Conforme seus defensores, do “Innocence Project”, o advogado do primeiro julgamento de Alexander falhou ao não enfatizar que a vítima tinha tido dúvidas quando o reconheceu como o estuprador em 1979. Evidências de DNA descobertas em 2013 e que eram consideradas perdidas foram essenciais para a reversão.
TRÊS DE ANGOLA
Mas poucos casos são tão emblemáticos quanto os “Três de Angola”, os panteras negras libertados após décadas de solitária na mais terrível penitenciária da Louisiana, que leva esse apelido em referência ao um antigo campo de escravos.
Albert Woodfox foi libertado em 2015, aos 68 anos de idade, depois de ter estado na solitária por 43 anos, desde 1972. Ele sempre se disse inocente da acusação de ter matado um guarda do presídio durante um motim.

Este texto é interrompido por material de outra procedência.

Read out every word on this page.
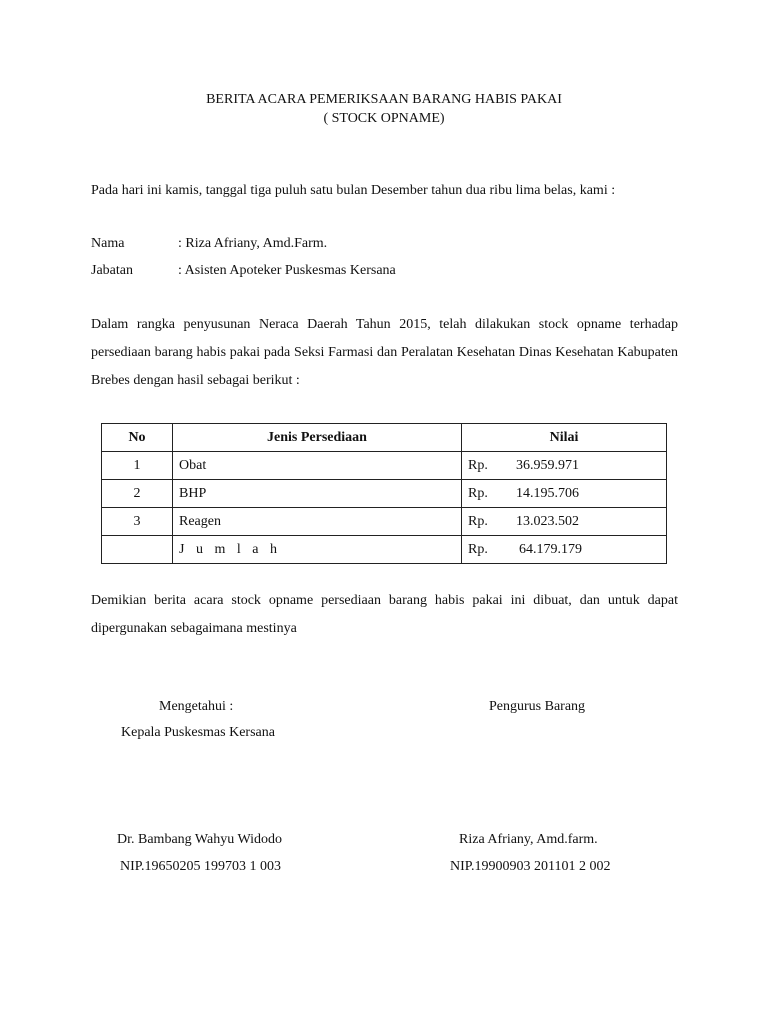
BERITA ACARA PEMERIKSAAN BARANG HABIS PAKAI
( STOCK OPNAME)
Pada hari ini kamis, tanggal tiga puluh satu bulan Desember tahun dua ribu lima belas, kami :
Nama	: Riza Afriany, Amd.Farm.
Jabatan	: Asisten Apoteker Puskesmas Kersana
Dalam rangka penyusunan Neraca Daerah Tahun 2015, telah dilakukan stock opname terhadap persediaan barang habis pakai pada Seksi Farmasi dan Peralatan Kesehatan Dinas Kesehatan Kabupaten Brebes dengan hasil sebagai berikut :
No	Jenis Persediaan	Nilai
1	Obat	Rp. 36.959.971
2	BHP	Rp. 14.195.706
3	Reagen	Rp. 13.023.502
	J u m l a h	Rp. 64.179.179
Demikian berita acara stock opname persediaan barang habis pakai ini dibuat, dan untuk dapat dipergunakan sebagaimana mestinya
Mengetahui :
Kepala Puskesmas Kersana
Pengurus Barang
Dr. Bambang Wahyu Widodo
NIP.19650205 199703 1 003
Riza Afriany, Amd.farm.
NIP.19900903 201101 2 002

Woodfox foi julgado e condenado duas vezes pela morte do guarda e acabou por ver essas duas condenações revogadas por tribunais de recurso, embora tenha continuado preso.
Ao ditar a libertação imediata de Woodfox, o juiz James Brady alegou várias “circunstâncias excepcionais”: a falta de confiança no estado do Louisiana para realizar um julgamento imparcial; o número de anos que Woodfox esteve em isolamento; a sua idade e o seu estado de saúde; e “o fato de o Sr. Woodfox já ter sido julgado duas vezes e de se arriscar a enfrentar um terceiro julgamento por um crime ocorrido há mais de 40 anos”.
Herman Wallace foi libertado em outubro de 2013, apenas para morrer poucos dias depois, de câncer no fígado – passara a maior parte dos últimos 41 anos numa cela de 1,82 metros por 2,70 metros, de onde saía apenas uma hora por dia, e nem sequer todos os dias da semana.
Robert Hillary King foi libertado em 2001, ao fim de 29 anos na solitária, depois de a sua condenação – pela morte de outro preso – ter sido revogada. Durante uma homenagem aos Panteras Negras em 2011, King afirmou que na prisão da Louisiana se continua a praticar “escravatura legal”.
No documentário In Te Land of the Free (‘A Terra dos Livres’), de 2010, a viúva do guarda prisional morto em 1972, Teenie Rogers, disse que acredita na inocência dos “Três de Angola”, uma declaração que repetiu em 2014 à Anistia Internacional. “Acredito que os ‘Três de Angola’ estão inocentes. Li todas as provas e ninguém me convence do contrário: eles estão inocentes.”
Em tempo: apesar de já não estar no corredor da morte, o ex-Pantera Negra e radialista Mumia Abu Jamal permanece acintosamente preso desde 1981.